Untitled

Possible answers: Yes, No or Maybe (needs more refinement)

1) The description below is for an algorithm that is used in machine learning. Is it a classification algorithm?
1. A linear function is used to compute a predicted output, from a given input
2. The linear function predicts the probability that the given input is an instance of a successful event.
3. Our model is trained on training data to find the the best coefficients for the linear function.
4. Given new data, the model will tell us the probability that the new instances will successful or unsuccessful based on a probability baseline of 50%

Answer: Yes

Reason: We are teaching a learning agent to predict if new instances belong to different classes. In this case, it is a binary classification because there are only 2 classes: successful or unsuccessful. In fact, this is a very high level description of Logistic Regression (a statistical regression technique that is used in machine learning for classification tasks, because it predicts classes, not specific values).
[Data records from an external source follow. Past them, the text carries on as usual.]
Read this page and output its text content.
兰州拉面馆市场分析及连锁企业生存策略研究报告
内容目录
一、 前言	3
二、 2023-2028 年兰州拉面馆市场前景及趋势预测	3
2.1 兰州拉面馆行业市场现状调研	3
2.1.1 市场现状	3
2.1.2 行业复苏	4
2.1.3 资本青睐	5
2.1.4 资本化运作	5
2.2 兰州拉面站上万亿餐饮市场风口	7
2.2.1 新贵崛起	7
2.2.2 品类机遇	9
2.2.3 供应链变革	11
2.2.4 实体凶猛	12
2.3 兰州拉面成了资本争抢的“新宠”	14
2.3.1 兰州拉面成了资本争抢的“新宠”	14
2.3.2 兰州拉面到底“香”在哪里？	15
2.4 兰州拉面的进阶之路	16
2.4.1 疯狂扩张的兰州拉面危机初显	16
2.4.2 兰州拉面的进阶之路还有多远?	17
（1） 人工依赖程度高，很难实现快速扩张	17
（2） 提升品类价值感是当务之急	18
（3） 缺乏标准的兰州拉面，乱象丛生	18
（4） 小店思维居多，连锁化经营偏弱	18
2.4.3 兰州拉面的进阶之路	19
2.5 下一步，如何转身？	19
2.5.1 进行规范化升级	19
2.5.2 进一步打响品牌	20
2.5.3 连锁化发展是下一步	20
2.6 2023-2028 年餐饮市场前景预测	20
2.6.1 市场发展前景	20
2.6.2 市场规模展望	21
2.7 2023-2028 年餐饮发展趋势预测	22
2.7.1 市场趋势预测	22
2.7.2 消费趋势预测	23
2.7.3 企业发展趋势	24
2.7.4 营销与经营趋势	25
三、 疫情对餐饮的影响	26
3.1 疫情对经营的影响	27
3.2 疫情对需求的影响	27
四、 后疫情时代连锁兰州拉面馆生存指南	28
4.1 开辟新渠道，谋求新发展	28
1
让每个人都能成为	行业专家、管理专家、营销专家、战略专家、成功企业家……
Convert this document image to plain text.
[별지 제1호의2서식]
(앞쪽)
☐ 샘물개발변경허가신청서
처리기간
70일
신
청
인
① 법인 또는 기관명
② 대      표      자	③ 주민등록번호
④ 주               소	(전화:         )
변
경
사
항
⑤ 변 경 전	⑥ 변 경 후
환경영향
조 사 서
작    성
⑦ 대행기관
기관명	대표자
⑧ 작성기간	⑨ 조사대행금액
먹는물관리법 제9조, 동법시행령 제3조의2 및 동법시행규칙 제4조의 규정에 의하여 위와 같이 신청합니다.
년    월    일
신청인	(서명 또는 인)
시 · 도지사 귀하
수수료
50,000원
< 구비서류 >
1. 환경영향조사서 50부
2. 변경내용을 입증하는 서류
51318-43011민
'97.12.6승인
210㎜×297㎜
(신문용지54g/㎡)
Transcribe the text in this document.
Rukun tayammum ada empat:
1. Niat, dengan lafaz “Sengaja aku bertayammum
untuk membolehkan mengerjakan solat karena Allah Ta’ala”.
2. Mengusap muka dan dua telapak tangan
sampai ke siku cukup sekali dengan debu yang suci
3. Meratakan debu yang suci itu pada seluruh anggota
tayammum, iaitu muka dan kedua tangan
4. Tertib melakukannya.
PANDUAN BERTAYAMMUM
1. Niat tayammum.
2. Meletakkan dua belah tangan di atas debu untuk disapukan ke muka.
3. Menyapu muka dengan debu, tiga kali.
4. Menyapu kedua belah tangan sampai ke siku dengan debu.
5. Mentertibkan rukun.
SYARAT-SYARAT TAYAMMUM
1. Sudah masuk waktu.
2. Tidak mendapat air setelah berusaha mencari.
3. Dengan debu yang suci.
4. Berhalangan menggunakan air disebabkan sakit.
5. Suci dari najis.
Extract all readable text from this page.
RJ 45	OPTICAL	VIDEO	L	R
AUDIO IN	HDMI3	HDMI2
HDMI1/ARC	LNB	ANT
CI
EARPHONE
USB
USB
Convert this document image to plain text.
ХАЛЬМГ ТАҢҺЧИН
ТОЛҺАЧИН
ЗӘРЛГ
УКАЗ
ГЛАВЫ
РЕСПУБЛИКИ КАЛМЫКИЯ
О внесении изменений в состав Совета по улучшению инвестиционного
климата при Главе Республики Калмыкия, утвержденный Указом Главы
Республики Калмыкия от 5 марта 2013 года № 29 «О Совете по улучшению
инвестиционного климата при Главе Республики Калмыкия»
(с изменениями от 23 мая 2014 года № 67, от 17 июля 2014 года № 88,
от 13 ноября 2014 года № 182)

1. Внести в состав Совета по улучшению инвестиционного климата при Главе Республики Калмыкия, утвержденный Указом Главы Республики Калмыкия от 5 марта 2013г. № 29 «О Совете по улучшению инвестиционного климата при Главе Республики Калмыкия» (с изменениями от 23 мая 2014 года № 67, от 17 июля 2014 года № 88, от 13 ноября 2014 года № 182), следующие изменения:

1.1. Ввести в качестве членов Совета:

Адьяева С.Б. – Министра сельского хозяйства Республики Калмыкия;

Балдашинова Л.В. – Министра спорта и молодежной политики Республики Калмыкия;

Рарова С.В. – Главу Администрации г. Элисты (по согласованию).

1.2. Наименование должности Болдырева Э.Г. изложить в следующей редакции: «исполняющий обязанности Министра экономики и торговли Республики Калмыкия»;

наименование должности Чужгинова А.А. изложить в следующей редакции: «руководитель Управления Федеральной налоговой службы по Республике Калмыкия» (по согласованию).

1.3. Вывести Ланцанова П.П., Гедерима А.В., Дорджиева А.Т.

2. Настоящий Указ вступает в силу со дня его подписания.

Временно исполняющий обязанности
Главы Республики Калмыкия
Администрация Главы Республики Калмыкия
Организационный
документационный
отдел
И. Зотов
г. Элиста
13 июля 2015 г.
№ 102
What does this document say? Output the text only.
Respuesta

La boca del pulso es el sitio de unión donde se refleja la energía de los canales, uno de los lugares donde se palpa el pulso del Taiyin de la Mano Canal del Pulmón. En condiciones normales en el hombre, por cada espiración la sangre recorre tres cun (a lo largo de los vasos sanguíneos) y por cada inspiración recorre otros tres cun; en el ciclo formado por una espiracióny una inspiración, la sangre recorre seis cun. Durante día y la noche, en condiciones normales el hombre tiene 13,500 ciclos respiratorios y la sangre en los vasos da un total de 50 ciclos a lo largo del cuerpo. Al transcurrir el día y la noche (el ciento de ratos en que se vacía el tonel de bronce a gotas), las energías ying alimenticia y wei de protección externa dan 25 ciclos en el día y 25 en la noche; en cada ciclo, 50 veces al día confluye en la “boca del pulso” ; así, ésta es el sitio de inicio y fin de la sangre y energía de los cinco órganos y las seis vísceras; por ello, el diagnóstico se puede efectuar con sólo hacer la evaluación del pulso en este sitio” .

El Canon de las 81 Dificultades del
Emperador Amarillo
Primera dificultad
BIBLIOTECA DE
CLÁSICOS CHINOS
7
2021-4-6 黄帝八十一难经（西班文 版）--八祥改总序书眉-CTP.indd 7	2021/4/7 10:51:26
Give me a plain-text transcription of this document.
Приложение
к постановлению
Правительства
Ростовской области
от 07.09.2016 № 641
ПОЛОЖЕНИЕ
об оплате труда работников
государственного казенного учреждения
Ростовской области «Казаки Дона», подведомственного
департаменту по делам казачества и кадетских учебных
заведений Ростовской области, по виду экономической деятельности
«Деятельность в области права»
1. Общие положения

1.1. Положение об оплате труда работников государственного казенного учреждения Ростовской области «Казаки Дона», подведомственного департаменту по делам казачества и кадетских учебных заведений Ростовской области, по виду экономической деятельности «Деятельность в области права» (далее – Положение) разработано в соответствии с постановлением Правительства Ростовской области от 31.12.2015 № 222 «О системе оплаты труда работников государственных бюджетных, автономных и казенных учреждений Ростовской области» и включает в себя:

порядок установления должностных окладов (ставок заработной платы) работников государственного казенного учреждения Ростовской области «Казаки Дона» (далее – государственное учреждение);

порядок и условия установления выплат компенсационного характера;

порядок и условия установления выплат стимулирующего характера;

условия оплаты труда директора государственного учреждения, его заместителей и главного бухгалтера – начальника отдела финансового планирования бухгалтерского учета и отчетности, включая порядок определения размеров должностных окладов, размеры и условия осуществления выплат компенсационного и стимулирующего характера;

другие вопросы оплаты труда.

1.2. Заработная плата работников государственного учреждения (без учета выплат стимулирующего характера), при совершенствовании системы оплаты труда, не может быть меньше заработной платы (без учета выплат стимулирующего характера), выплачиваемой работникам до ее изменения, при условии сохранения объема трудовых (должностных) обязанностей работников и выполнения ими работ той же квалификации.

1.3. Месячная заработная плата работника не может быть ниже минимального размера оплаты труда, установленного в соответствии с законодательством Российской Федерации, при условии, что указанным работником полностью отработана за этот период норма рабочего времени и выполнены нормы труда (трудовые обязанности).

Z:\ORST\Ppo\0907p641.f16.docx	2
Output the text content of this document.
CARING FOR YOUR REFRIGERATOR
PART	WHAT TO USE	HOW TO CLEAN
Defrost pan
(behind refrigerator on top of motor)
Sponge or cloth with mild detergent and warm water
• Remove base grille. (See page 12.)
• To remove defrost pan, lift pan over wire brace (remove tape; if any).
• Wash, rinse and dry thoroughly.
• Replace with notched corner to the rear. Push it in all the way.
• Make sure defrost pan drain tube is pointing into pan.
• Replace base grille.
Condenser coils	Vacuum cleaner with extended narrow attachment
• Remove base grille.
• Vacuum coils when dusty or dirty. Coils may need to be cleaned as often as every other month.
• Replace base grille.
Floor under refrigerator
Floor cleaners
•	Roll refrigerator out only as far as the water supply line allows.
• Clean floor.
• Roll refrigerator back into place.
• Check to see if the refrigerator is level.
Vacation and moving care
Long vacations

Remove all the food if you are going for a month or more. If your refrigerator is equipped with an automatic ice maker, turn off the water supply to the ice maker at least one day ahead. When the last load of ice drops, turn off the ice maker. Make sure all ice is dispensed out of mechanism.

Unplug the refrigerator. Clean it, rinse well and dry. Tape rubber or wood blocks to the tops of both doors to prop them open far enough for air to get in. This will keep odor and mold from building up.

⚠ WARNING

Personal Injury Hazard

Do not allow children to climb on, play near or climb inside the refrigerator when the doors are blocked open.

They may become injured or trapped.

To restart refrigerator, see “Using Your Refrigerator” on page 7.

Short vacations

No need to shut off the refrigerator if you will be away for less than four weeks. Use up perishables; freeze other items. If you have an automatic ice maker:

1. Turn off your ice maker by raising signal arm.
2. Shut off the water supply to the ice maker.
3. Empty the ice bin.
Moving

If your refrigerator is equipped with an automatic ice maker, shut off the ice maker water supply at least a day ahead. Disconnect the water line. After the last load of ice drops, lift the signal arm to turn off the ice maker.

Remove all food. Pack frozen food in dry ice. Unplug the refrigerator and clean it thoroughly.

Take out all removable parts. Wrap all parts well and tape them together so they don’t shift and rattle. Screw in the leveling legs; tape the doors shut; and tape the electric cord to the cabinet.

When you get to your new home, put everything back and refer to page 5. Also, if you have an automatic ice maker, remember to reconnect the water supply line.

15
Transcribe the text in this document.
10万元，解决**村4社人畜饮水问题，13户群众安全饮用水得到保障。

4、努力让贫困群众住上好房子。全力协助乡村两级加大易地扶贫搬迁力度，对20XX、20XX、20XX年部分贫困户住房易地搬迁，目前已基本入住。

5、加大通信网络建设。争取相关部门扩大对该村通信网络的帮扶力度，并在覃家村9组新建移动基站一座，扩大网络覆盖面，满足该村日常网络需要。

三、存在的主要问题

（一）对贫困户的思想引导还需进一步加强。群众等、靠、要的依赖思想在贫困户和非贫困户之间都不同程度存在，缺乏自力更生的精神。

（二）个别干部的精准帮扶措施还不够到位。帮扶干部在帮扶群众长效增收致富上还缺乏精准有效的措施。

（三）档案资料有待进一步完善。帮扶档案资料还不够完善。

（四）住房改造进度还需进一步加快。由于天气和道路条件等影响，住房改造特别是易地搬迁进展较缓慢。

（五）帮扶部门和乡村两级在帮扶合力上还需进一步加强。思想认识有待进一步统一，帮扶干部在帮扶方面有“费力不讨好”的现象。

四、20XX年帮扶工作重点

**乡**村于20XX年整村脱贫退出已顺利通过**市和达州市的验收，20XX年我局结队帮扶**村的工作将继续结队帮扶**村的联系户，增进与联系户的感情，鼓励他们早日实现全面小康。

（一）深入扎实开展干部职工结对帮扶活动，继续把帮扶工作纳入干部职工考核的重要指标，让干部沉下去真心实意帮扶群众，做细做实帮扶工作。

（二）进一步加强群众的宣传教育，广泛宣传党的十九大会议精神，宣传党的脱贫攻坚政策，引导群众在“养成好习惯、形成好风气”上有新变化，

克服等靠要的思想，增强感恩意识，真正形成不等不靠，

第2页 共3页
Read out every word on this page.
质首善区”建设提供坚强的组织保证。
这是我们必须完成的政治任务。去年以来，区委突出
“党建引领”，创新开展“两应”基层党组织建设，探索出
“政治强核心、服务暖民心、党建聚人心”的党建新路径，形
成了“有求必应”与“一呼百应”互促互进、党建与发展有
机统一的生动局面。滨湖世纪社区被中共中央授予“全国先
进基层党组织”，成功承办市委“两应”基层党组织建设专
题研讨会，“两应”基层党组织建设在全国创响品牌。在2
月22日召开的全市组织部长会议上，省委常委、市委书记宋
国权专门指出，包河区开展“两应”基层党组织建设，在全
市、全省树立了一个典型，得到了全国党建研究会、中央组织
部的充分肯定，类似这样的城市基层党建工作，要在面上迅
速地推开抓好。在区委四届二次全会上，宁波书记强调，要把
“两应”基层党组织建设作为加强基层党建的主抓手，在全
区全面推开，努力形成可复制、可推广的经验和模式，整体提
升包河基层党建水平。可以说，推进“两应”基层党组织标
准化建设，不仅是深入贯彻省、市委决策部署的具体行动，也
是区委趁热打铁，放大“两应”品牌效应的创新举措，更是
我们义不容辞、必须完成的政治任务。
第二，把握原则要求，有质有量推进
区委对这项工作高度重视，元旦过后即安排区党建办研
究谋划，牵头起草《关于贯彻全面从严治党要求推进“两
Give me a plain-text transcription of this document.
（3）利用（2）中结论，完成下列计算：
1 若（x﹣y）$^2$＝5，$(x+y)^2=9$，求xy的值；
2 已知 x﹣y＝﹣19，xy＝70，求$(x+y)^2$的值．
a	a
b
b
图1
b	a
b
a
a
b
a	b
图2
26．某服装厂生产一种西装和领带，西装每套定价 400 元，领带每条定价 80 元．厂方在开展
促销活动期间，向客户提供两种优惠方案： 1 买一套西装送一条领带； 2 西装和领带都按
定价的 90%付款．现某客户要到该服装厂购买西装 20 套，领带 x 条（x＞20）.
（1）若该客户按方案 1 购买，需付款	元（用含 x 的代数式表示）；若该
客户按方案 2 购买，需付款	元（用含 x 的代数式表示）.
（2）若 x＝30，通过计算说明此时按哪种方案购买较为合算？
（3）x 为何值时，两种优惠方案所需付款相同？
Question 2) Given the loudness of a song, I want my model to predict the estimated number of beats per minute that it will have. Is this classification?

Answer: No

Reason: This is not a classification task because whilst BPM takes discrete values, it is theoretically a countably infinite measure - they do not form a finite set of discrete values which have sufficient numbers of instance for each number (or proposed “category”) of BPM. It is more easily measured by a model which predicts a value (regression) than a model that predicts a category.


Question 3) Given the historical performance of three teams, I want my model to predict their ranking in a competition this coming year. Is this classification?

Answer: Maybe (needs more refinement)

Reason: This depends on the approach taken to the problem and its context. If the competition uses a consistent scoring metric, we can use the historical data to predict the score and then deduce the team ranking. However, that would not be a classification task. If we are trying to predict whether each team’s likelihood of winning the competition and then deducing the ranking from their probability of winning, then it would be a binary classification task with probabilities of confidence.


Question 4) Which of these encoding methods is not useful for generating ONE new column of numerical categories from worded categories?


- Find and Replace
- One Hot Encoding - CORRECT ANSWER
- Scikit-learn’s Label Encoder